The $15 million reconstruction moved the runway about 190 feet southwest, lengthened it by 300 feet, and created paved 300-foot safety buffers on each end.
Largely complete by the end of July 2014, the project was funded with about $13 million from the Federal Aviation Administration. The town of Marshfield contributed $200,000, and additional money came from the state.
In October 2014, Marshfield resident John Whippen sued the town’s Zoning Board of Appeals, saying the permit the board issued was invalid because a notice to abutters indicated the runway extension would occur in a business zone, when it was actually in a residential zone.
Plymouth Superior Court Judge Robert Cosgrove determined that the discrepancy was a typographical error and did not invalidate the permit. Whippen also filed his appeal far too late, the judge said in his June 30 decision granting the board’s motion for summary judgment.
Whippen appealed about three years after the Zoning Board of Appeals issued the permit, but appeals must be filed within 20 or 90 days, depending on the circumstances, the judge said.
Robert Galvin, a lawyer for the town, said that despite the error in the abutters’ notice, the notice did detail which lots were involved in the construction, and the plans filed with the town showed the correct zoning district. “The notice was very descriptive,” he said.
A number of Marshfield residents objected to the runway reconstruction, fearing it would bring more fumes and noise, although the airport said it anticipated no appreciable increase in traffic.
Some neighbors also opposed the use of wood pilings treated with chromated copper arsenate in the soft peat beneath the runway, arguing the treatment could leach out and harm the environment.
“The whole group felt that the airport didn’t have the proper permitting in place to do what it did,” said Hugh Beagan, an airport neighbor and member of an ad-hoc group called Marshfield Citizens Against Airport Pollution.
Whippen’s attorney, Sean Beagan, who is Hugh Beagan’s son, declined through an assistant to comment.
Following the judge’s decision, airport officials are “reevaluating and contemplating what the future might hold,” Pollard said.
No new major projects are planned at the airport for five to seven years beyond maintenance and repair, she said.
Asked if the airport has considered adding a restaurant, Pollard said it has, but the property is too small. “We’ve often thought that maybe a food truck would be a fun addition,” she said.

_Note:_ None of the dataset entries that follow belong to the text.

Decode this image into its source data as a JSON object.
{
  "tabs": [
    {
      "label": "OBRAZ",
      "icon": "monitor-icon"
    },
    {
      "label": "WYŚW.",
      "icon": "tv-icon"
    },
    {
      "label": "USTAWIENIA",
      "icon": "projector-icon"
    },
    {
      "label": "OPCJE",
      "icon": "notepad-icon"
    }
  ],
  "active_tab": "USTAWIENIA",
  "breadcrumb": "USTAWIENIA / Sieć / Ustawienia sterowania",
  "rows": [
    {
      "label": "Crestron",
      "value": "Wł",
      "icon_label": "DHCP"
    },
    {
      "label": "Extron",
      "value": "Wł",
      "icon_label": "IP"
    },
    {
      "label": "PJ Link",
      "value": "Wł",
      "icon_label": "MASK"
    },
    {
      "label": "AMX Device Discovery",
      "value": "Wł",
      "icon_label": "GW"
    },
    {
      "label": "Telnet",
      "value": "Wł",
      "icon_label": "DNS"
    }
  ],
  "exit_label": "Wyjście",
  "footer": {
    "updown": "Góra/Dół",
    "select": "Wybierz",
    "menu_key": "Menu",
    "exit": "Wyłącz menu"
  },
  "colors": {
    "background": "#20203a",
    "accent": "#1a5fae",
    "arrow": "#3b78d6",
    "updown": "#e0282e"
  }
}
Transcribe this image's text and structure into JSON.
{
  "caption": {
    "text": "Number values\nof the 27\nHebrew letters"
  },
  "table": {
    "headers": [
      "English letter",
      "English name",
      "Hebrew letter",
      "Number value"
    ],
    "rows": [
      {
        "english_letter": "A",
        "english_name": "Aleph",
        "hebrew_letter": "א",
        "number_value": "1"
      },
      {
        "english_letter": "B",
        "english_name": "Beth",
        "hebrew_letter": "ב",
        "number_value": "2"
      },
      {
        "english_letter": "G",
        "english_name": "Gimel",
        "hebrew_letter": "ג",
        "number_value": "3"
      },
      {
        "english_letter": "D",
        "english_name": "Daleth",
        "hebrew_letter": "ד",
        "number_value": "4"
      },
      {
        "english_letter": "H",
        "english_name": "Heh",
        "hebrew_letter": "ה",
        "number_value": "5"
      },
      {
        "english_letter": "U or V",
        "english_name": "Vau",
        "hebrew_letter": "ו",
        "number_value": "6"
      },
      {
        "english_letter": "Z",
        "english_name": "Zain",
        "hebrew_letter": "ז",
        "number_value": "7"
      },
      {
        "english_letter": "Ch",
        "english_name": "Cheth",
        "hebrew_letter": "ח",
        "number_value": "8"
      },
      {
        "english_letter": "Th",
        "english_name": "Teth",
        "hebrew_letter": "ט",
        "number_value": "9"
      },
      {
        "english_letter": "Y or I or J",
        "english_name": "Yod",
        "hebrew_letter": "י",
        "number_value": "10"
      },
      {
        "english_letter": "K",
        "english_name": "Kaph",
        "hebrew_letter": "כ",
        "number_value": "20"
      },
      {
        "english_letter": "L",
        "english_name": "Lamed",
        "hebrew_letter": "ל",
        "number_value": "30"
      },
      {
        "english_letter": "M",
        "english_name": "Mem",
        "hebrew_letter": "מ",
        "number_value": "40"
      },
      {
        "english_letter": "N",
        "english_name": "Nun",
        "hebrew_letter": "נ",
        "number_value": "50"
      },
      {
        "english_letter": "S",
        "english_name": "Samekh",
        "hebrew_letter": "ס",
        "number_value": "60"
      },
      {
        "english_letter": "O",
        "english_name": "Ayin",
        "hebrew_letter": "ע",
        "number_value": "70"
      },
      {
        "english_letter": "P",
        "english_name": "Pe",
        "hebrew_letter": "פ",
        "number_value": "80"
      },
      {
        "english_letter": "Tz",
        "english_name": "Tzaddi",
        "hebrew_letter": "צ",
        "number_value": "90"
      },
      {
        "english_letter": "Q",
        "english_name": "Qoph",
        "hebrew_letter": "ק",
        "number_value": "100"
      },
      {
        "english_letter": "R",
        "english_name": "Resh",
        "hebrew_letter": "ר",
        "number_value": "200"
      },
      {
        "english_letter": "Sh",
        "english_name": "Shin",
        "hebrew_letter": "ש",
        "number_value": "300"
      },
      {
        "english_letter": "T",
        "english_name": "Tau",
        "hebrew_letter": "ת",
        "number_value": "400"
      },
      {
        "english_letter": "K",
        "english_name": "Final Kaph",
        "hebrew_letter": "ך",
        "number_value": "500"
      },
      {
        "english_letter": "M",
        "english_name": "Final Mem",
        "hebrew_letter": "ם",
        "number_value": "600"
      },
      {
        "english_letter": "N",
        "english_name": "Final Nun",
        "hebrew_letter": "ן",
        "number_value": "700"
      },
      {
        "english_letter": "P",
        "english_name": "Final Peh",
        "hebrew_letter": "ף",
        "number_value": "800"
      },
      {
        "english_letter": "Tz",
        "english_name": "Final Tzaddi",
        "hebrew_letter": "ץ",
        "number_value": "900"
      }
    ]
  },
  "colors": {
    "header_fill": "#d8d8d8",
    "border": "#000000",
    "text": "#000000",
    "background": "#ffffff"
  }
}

A full-scale restaurant tends to attract extra traffic, and Marshfield Airport simply does not have the necessary parking — for planes or cars, she said.
The airport sits on roughly 135 acres, she said. It deeded about 100 unbuildable acres to Mass Audubon as part of the construction.
Plymouth Municipal Airport, in contrast, has hundreds of acres and a restaurant called “Plane” Jane’s Place. The airport website advertises some 203 acres available for non-aviation development, plus another 120 acres for future hangars
Once an unpaved airfield in the shadow of a barn, Marshfield Airport was acquired by the town in 1965. Visitors are welcome every day, from 8 a.m. until dusk.
Adults and children visit regularly to watch planes take off and land, Pollard said. The experience gets young people interested in flight, and about 15 students under legal driving age are learning how to fly with experienced flight instructors, she said.
Members of the airport staff offer tours to school groups and clubs, and on Friday, Aug. 12, the airport will host Molly Movie Mania, a public movie night sponsored by the Molly Fitzgerald Memorial Fund. The movie is Disney’s “Planes: Fire & Rescue.” Details will be posted on the airport Facebook page.
Also for visitors, the airport aims to create a display of artifacts uncovered by archeologists on airport property prior to the construction, including cutting tools, thousands of pottery shards, and other items that show humans lived in the area 3,500 years ago, according to David Suffredini, vice chairman of the Airport Commission.
The display should be ready by the end of the year, Pollard said. The airport also plans to create a website or Web page dedicated to the artifacts and their history.